Gold jewelry market has collapsed
The third quarter was a good opportunity for that. The gold price reached its annual high in August at 1743 euros per troy ounce of around 31 grams. In the meantime it has fallen to 1613 euros, but is still well above the level at the beginning of the year. Since the last low point in June it has risen 8.5 percent. Compared to the last point in time when central banks sold net gold in one quarter, the price has even risen by 142 percent.
Outside of central bank trading, the third quarter was not a good one for gold either. According to the WGC, demand for the precious metal fell by 19 percent compared to the same period last year. The main reason for this is the corona crisis.

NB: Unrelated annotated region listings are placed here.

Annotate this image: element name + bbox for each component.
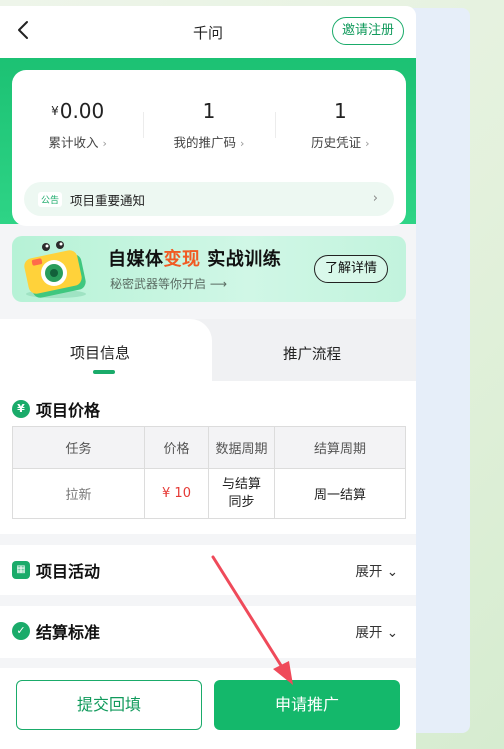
stat-value: 0.00 xyxy=(59,99,105,123)
chevron-right-icon: › xyxy=(240,137,245,150)
table-row: 拉新 ¥ 10 与结算 同步 周一结算 xyxy=(12,468,406,519)
activity-icon: ▦ xyxy=(12,561,30,579)
notice-bar[interactable]: 公告 项目重要通知 › xyxy=(24,182,394,216)
stat-my-promo-code[interactable]: 1 我的推广码 › xyxy=(143,98,274,158)
tab-promotion-flow[interactable]: 推广流程 xyxy=(283,343,341,364)
stat-label: 累计收入 xyxy=(48,135,99,150)
section-title: 结算标准 xyxy=(36,623,101,642)
tab-label: 项目信息 xyxy=(70,344,131,362)
chevron-down-icon: ⌄ xyxy=(386,564,398,580)
notice-badge: 公告 xyxy=(38,191,63,207)
yuan-icon: ¥ xyxy=(12,400,30,418)
cell-task: 拉新 xyxy=(12,468,145,519)
stat-value: 1 xyxy=(333,99,347,123)
cell-settle-cycle: 周一结算 xyxy=(274,468,406,519)
stat-total-income[interactable]: ¥0.00 累计收入 › xyxy=(12,98,143,158)
cell-data-cycle: 与结算 同步 xyxy=(208,468,275,519)
expand-toggle[interactable]: 展开 ⌄ xyxy=(355,621,398,641)
page-title: 千问 xyxy=(192,23,223,42)
nav-header: 千问 邀请注册 xyxy=(0,6,416,58)
activity-section[interactable]: ▦ 项目活动 展开 ⌄ xyxy=(0,545,416,595)
stats-card: ¥0.00 累计收入 › 1 我的推广码 › 1 历史凭证 › 公告 项目重要通知 › xyxy=(12,70,406,226)
cell-price: ¥ 10 xyxy=(144,468,209,519)
expand-toggle[interactable]: 展开 ⌄ xyxy=(355,560,398,580)
tab-active-indicator xyxy=(93,370,115,374)
tab-bar: 项目信息 推广流程 xyxy=(0,319,416,381)
app-screen: 千问 邀请注册 ¥0.00 累计收入 › 1 我的推广码 › 1 历史凭证 › 公告 … xyxy=(0,6,416,749)
stat-label: 历史凭证 xyxy=(311,135,362,150)
table-header-row: 任务 价格 数据周期 结算周期 xyxy=(12,426,406,469)
column-header: 数据周期 xyxy=(208,426,275,469)
banner-subtitle: 秘密武器等你开启 ⟶ xyxy=(110,277,228,291)
section-title: 项目活动 xyxy=(36,562,101,581)
apply-promotion-button[interactable]: 申请推广 xyxy=(214,680,400,730)
camera-mascot-icon xyxy=(24,241,86,298)
column-header: 价格 xyxy=(144,426,209,469)
learn-more-button[interactable]: 了解详情 xyxy=(313,255,388,283)
tab-project-info[interactable]: 项目信息 xyxy=(0,319,212,381)
bottom-action-bar: 提交回填 申请推广 xyxy=(0,668,416,749)
section-title: 项目价格 xyxy=(36,401,101,420)
submit-backfill-button[interactable]: 提交回填 xyxy=(16,680,202,730)
stat-label: 我的推广码 xyxy=(173,135,237,150)
banner-title: 自媒体变现 实战训练 xyxy=(108,249,282,270)
check-circle-icon: ✓ xyxy=(12,622,30,640)
stat-value: 1 xyxy=(202,99,216,123)
banner-title-highlight: 变现 xyxy=(163,249,201,270)
notice-text: 项目重要通知 xyxy=(70,192,146,208)
back-arrow-icon[interactable] xyxy=(12,18,36,42)
training-banner[interactable]: 自媒体变现 实战训练 秘密武器等你开启 ⟶ 了解详情 xyxy=(12,236,406,302)
chevron-down-icon: ⌄ xyxy=(386,625,398,641)
chevron-right-icon: › xyxy=(102,137,107,150)
column-header: 任务 xyxy=(12,426,145,469)
stats-row: ¥0.00 累计收入 › 1 我的推广码 › 1 历史凭证 › xyxy=(12,98,406,158)
chevron-right-icon: › xyxy=(365,137,370,150)
column-header: 结算周期 xyxy=(274,426,406,469)
chevron-right-icon: › xyxy=(372,191,378,206)
stat-history-voucher[interactable]: 1 历史凭证 › xyxy=(274,98,406,158)
price-table: 任务 价格 数据周期 结算周期 拉新 ¥ 10 与结算 同步 周一结算 xyxy=(12,426,406,519)
currency-symbol: ¥ xyxy=(51,104,59,118)
settlement-section[interactable]: ✓ 结算标准 展开 ⌄ xyxy=(0,606,416,658)
invite-register-button[interactable]: 邀请注册 xyxy=(331,17,404,45)
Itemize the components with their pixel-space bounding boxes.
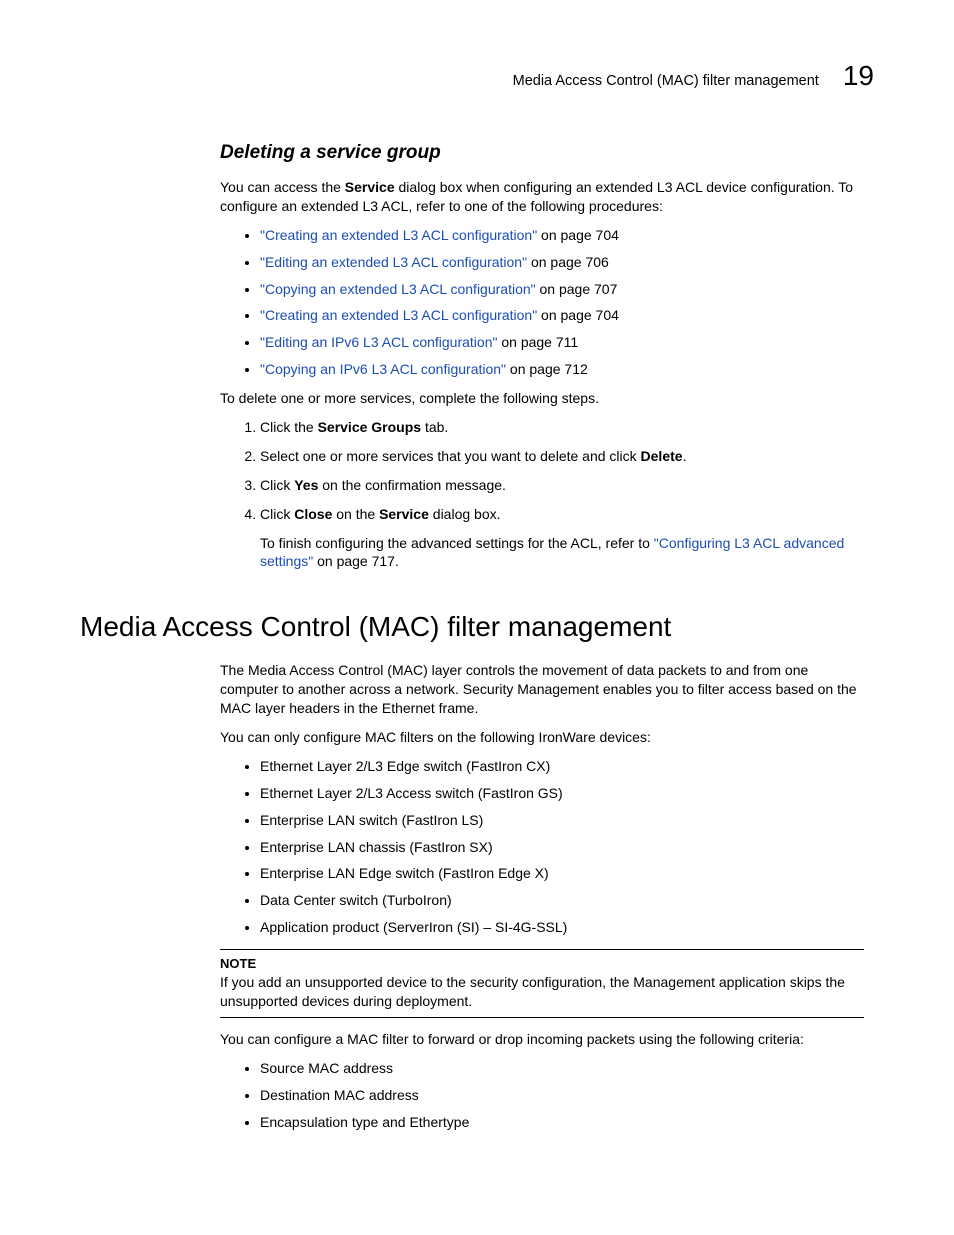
bold: Yes <box>294 477 318 493</box>
list-item: Application product (ServerIron (SI) – S… <box>260 918 864 937</box>
xref-link[interactable]: "Creating an extended L3 ACL configurati… <box>260 307 537 323</box>
text: on page 712 <box>506 361 588 377</box>
text: Select one or more services that you wan… <box>260 448 641 464</box>
text: To finish configuring the advanced setti… <box>260 535 654 551</box>
note-title: NOTE <box>220 956 864 971</box>
text: on page 704 <box>537 227 619 243</box>
page: Media Access Control (MAC) filter manage… <box>0 0 954 1235</box>
main-heading-mac: Media Access Control (MAC) filter manage… <box>80 611 874 643</box>
list-item: Encapsulation type and Ethertype <box>260 1113 864 1132</box>
list-item: "Creating an extended L3 ACL configurati… <box>260 226 864 245</box>
xref-link[interactable]: "Editing an IPv6 L3 ACL configuration" <box>260 334 497 350</box>
text: on page 711 <box>497 334 578 350</box>
mac-para2: You can only configure MAC filters on th… <box>220 728 864 747</box>
step-2: Select one or more services that you wan… <box>260 447 864 466</box>
intro-paragraph: You can access the Service dialog box wh… <box>220 178 864 216</box>
section-heading-deleting: Deleting a service group <box>220 142 864 164</box>
text: dialog box. <box>429 506 501 522</box>
step-list: Click the Service Groups tab. Select one… <box>220 418 864 571</box>
xref-link[interactable]: "Copying an IPv6 L3 ACL configuration" <box>260 361 506 377</box>
list-item: Ethernet Layer 2/L3 Edge switch (FastIro… <box>260 757 864 776</box>
list-item: Source MAC address <box>260 1059 864 1078</box>
list-item: Ethernet Layer 2/L3 Access switch (FastI… <box>260 784 864 803</box>
mac-para1: The Media Access Control (MAC) layer con… <box>220 661 864 718</box>
content-area-2: The Media Access Control (MAC) layer con… <box>220 661 864 1131</box>
device-list: Ethernet Layer 2/L3 Edge switch (FastIro… <box>220 757 864 937</box>
xref-link[interactable]: "Editing an extended L3 ACL configuratio… <box>260 254 527 270</box>
list-item: Enterprise LAN Edge switch (FastIron Edg… <box>260 864 864 883</box>
xref-link[interactable]: "Creating an extended L3 ACL configurati… <box>260 227 537 243</box>
text: on page 717. <box>313 553 399 569</box>
note-body: If you add an unsupported device to the … <box>220 973 864 1011</box>
text: on page 704 <box>537 307 619 323</box>
text: Click the <box>260 419 318 435</box>
content-area: Deleting a service group You can access … <box>220 142 864 571</box>
text: You can access the <box>220 179 345 195</box>
list-item: Enterprise LAN switch (FastIron LS) <box>260 811 864 830</box>
header-title: Media Access Control (MAC) filter manage… <box>513 73 819 89</box>
step-1: Click the Service Groups tab. <box>260 418 864 437</box>
step-3: Click Yes on the confirmation message. <box>260 476 864 495</box>
list-item: Data Center switch (TurboIron) <box>260 891 864 910</box>
bold: Delete <box>641 448 683 464</box>
list-item: "Creating an extended L3 ACL configurati… <box>260 306 864 325</box>
step4-sub: To finish configuring the advanced setti… <box>260 534 864 572</box>
criteria-list: Source MAC address Destination MAC addre… <box>220 1059 864 1132</box>
mac-para3: You can configure a MAC filter to forwar… <box>220 1030 864 1049</box>
text: on the confirmation message. <box>318 477 506 493</box>
text: on page 706 <box>527 254 609 270</box>
text: Click <box>260 506 294 522</box>
text: on the <box>332 506 379 522</box>
text: . <box>683 448 687 464</box>
text: tab. <box>421 419 448 435</box>
bold: Service Groups <box>318 419 422 435</box>
text: on page 707 <box>536 281 618 297</box>
page-header: Media Access Control (MAC) filter manage… <box>80 60 874 92</box>
list-item: Destination MAC address <box>260 1086 864 1105</box>
list-item: "Copying an IPv6 L3 ACL configuration" o… <box>260 360 864 379</box>
list-item: "Editing an extended L3 ACL configuratio… <box>260 253 864 272</box>
steps-intro: To delete one or more services, complete… <box>220 389 864 408</box>
link-list: "Creating an extended L3 ACL configurati… <box>220 226 864 379</box>
bold: Service <box>379 506 429 522</box>
step-4: Click Close on the Service dialog box. T… <box>260 505 864 572</box>
list-item: Enterprise LAN chassis (FastIron SX) <box>260 838 864 857</box>
text: Click <box>260 477 294 493</box>
list-item: "Editing an IPv6 L3 ACL configuration" o… <box>260 333 864 352</box>
bold: Close <box>294 506 332 522</box>
chapter-number: 19 <box>843 60 874 92</box>
list-item: "Copying an extended L3 ACL configuratio… <box>260 280 864 299</box>
bold-service: Service <box>345 179 395 195</box>
xref-link[interactable]: "Copying an extended L3 ACL configuratio… <box>260 281 536 297</box>
note-block: NOTE If you add an unsupported device to… <box>220 949 864 1018</box>
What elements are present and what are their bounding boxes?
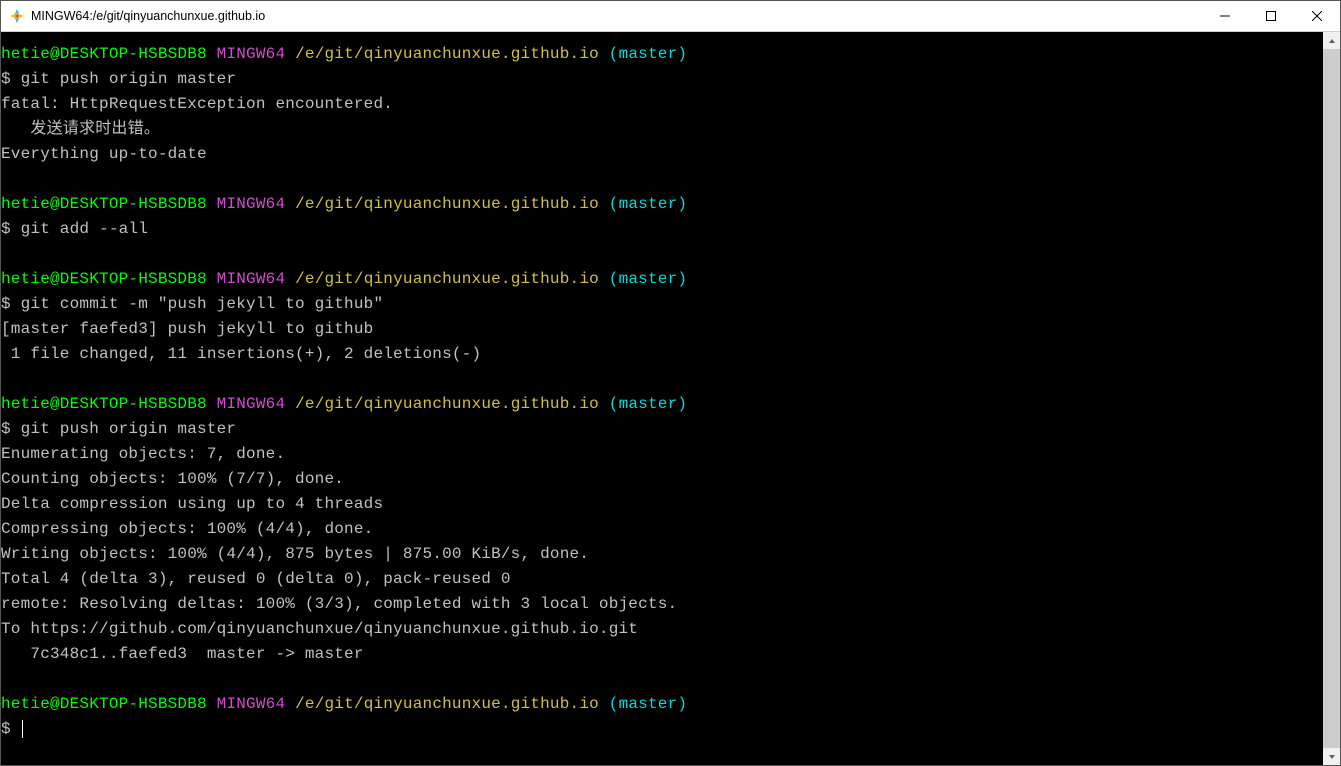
scroll-up-button[interactable] <box>1323 32 1340 49</box>
app-icon <box>9 8 25 24</box>
window-title: MINGW64:/e/git/qinyuanchunxue.github.io <box>31 1 1202 32</box>
minimize-button[interactable] <box>1202 1 1248 31</box>
scroll-thumb[interactable] <box>1323 49 1340 748</box>
terminal-output[interactable]: hetie@DESKTOP-HSBSDB8 MINGW64 /e/git/qin… <box>1 32 1323 765</box>
window-controls <box>1202 1 1340 31</box>
close-button[interactable] <box>1294 1 1340 31</box>
maximize-button[interactable] <box>1248 1 1294 31</box>
app-window: MINGW64:/e/git/qinyuanchunxue.github.io … <box>0 0 1341 766</box>
titlebar[interactable]: MINGW64:/e/git/qinyuanchunxue.github.io <box>1 1 1340 32</box>
scroll-track[interactable] <box>1323 49 1340 748</box>
client-area: hetie@DESKTOP-HSBSDB8 MINGW64 /e/git/qin… <box>1 32 1340 765</box>
scroll-down-button[interactable] <box>1323 748 1340 765</box>
vertical-scrollbar[interactable] <box>1323 32 1340 765</box>
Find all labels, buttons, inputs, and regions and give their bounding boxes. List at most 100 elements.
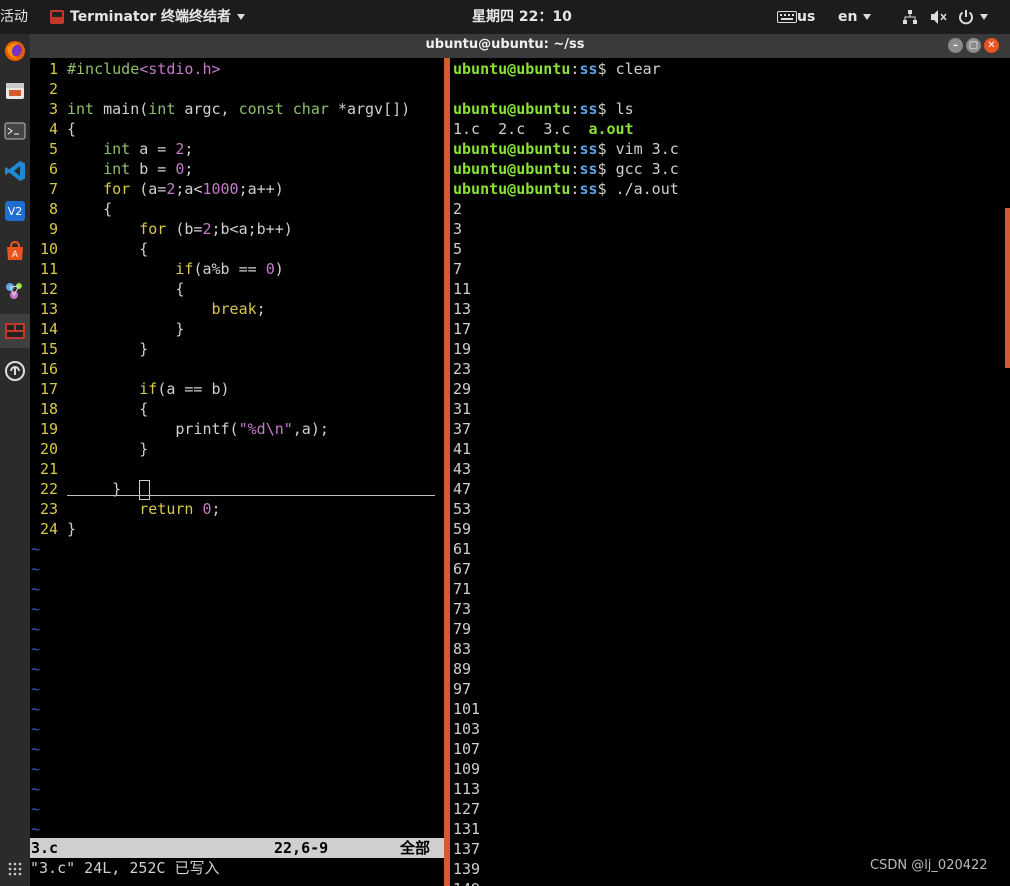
ls-output-line: 1.c 2.c 3.c a.out bbox=[453, 120, 634, 138]
program-output-line: 83 bbox=[453, 640, 472, 658]
scrollbar[interactable] bbox=[1005, 208, 1010, 368]
text-cursor bbox=[139, 479, 151, 500]
terminator-icon bbox=[50, 10, 64, 24]
program-output-line: 47 bbox=[453, 480, 472, 498]
svg-text:A: A bbox=[12, 250, 19, 260]
line-number: 1 bbox=[48, 60, 58, 78]
status-filename: 3.c bbox=[31, 839, 59, 857]
update-icon[interactable] bbox=[0, 354, 30, 388]
shell-pane[interactable]: ubuntu@ubuntu:ss$ clear ubuntu@ubuntu:ss$… bbox=[450, 58, 1010, 886]
program-output-line: 37 bbox=[453, 420, 472, 438]
watermark: CSDN @lj_020422 bbox=[870, 858, 988, 873]
program-output-line: 29 bbox=[453, 380, 472, 398]
program-output-line: 67 bbox=[453, 560, 472, 578]
terminator-icon[interactable] bbox=[0, 314, 30, 348]
keyboard-layout-label: us bbox=[797, 9, 816, 25]
chevron-down-icon bbox=[980, 14, 988, 20]
keyboard-layout-indicator[interactable]: us bbox=[777, 0, 815, 34]
shell-command-line: ubuntu@ubuntu:ss$ gcc 3.c bbox=[453, 160, 679, 178]
line-number: 18 bbox=[39, 400, 58, 418]
program-output-line: 61 bbox=[453, 540, 472, 558]
status-position: 22,6-9 bbox=[274, 839, 329, 857]
line-number: 17 bbox=[39, 380, 58, 398]
code-text: { bbox=[67, 120, 77, 138]
line-number: 10 bbox=[39, 240, 58, 258]
program-output-line: 131 bbox=[453, 820, 481, 838]
code-text: int a = 2; bbox=[103, 140, 194, 158]
program-output-line: 2 bbox=[453, 200, 463, 218]
code-text: } bbox=[67, 440, 149, 458]
code-text: printf("%d\n",a); bbox=[67, 420, 329, 438]
network-icon[interactable] bbox=[902, 0, 918, 34]
line-number: 23 bbox=[39, 500, 58, 518]
code-text: int main(int argc, const char *argv[]) bbox=[67, 100, 411, 118]
program-output-line: 139 bbox=[453, 860, 481, 878]
vim-message-line: "3.c" 24L, 252C 已写入 bbox=[30, 859, 220, 877]
program-output-line: 103 bbox=[453, 720, 481, 738]
terminal-icon[interactable] bbox=[0, 114, 30, 148]
maximize-icon: ▢ bbox=[968, 40, 979, 51]
line-number: 24 bbox=[39, 520, 58, 538]
program-output-line: 101 bbox=[453, 700, 481, 718]
program-output-line: 113 bbox=[453, 780, 481, 798]
program-output-line: 7 bbox=[453, 260, 463, 278]
shell-command-line: ubuntu@ubuntu:ss$ vim 3.c bbox=[453, 140, 679, 158]
program-output-line: 79 bbox=[453, 620, 472, 638]
minimize-button[interactable]: – bbox=[948, 38, 963, 53]
app-menu[interactable]: Terminator 终端终结者 bbox=[50, 0, 245, 34]
code-text: int b = 0; bbox=[103, 160, 194, 178]
line-number: 9 bbox=[48, 220, 58, 238]
code-text: } bbox=[67, 320, 185, 338]
program-output-line: 41 bbox=[453, 440, 472, 458]
line-number: 16 bbox=[39, 360, 58, 378]
line-number: 7 bbox=[48, 180, 58, 198]
power-menu[interactable] bbox=[958, 0, 988, 34]
line-number: 22 bbox=[39, 480, 58, 498]
settings-icon[interactable] bbox=[0, 274, 30, 308]
clock[interactable]: 星期四 22：10 bbox=[472, 0, 572, 34]
activities-button[interactable]: 活动 bbox=[0, 0, 28, 34]
code-text: { bbox=[67, 280, 185, 298]
program-output-line: 5 bbox=[453, 240, 463, 258]
code-text: { bbox=[67, 400, 149, 418]
vim-status-line: 3.c 22,6-9 全部 bbox=[30, 838, 444, 858]
language-label: en bbox=[838, 9, 858, 25]
cursor-line bbox=[67, 495, 435, 496]
chevron-down-icon bbox=[863, 14, 872, 20]
vim-pane[interactable]: 1 #include<stdio.h> 2 3 int main(int argc, c… bbox=[30, 58, 444, 886]
program-output-line: 59 bbox=[453, 520, 472, 538]
program-output-line: 13 bbox=[453, 300, 472, 318]
line-number: 6 bbox=[48, 160, 58, 178]
line-number: 13 bbox=[39, 300, 58, 318]
input-method-menu[interactable]: en bbox=[838, 0, 872, 34]
code-text: } bbox=[67, 479, 151, 500]
volume-icon[interactable] bbox=[930, 0, 948, 34]
dock: V2 A bbox=[0, 34, 30, 886]
v2ray-icon[interactable]: V2 bbox=[0, 194, 30, 228]
app-name: Terminator 终端终结者 bbox=[70, 9, 231, 25]
window-titlebar[interactable]: ubuntu@ubuntu: ~/ss – ▢ ✕ bbox=[30, 34, 1010, 58]
files-icon[interactable] bbox=[0, 74, 30, 108]
program-output-line: 11 bbox=[453, 280, 472, 298]
code-text: if(a%b == 0) bbox=[175, 260, 284, 278]
code-text: if(a == b) bbox=[139, 380, 230, 398]
program-output-line: 71 bbox=[453, 580, 472, 598]
software-center-icon[interactable]: A bbox=[0, 234, 30, 268]
code-text: } bbox=[67, 340, 149, 358]
status-scroll: 全部 bbox=[400, 839, 431, 857]
show-applications-icon[interactable] bbox=[0, 854, 30, 884]
minimize-icon: – bbox=[953, 40, 958, 51]
svg-text:V2: V2 bbox=[8, 205, 23, 218]
vscode-icon[interactable] bbox=[0, 154, 30, 188]
code-text: } bbox=[67, 520, 77, 538]
power-icon bbox=[959, 10, 973, 25]
keyboard-icon bbox=[777, 11, 797, 23]
program-output-line: 23 bbox=[453, 360, 472, 378]
maximize-button[interactable]: ▢ bbox=[966, 38, 981, 53]
program-output-line: 127 bbox=[453, 800, 481, 818]
line-number: 20 bbox=[39, 440, 58, 458]
shell-command-line: ubuntu@ubuntu:ss$ ./a.out bbox=[453, 180, 679, 198]
code-text: for (a=2;a<1000;a++) bbox=[103, 180, 284, 198]
line-number: 15 bbox=[39, 340, 58, 358]
close-button[interactable]: ✕ bbox=[984, 38, 999, 53]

It leads to fewer customers buying gold jewelry. Accordingly, jewelers and manufacturers of luxury goods bought less gold on the market. In India, otherwise a large sales market for gold jewelry, demand collapsed by 50 percent compared to the previous year. This was offset worldwide by increased demand from investors who value gold as a safe investment in times of crisis. But it wasn’t enough to fully utilize the offer. Accordingly, the gold price rose only slightly by just under two percent from July to September.
Background: More bars, less jewelry – Corona crisis slows gold demand
The corona crisis has drastic effects on the gold trade. In the months of July to September, the demand for gold coins and gold bars as well as for securities in which gold is deposited (gold ETFs), said the industry association World Gold Council. Because of the restrictions to contain the corona pandemic and a record price for gold, the demand for gold jewelry has collapsed. The bottom line was that global gold demand fell by 19 percent year-on-year to 892 tons in the third quarter, according to a report by the association.
According to the industry association, global gold demand in the third quarter was as weak as it had been since the third quarter of 2009. In 2009, the consequences of the severe financial and economic crisis had a negative impact on the global economy. Since the beginning of the current year, the association put the global demand for gold at 2972.1 tons. That is 10 percent less than a year earlier.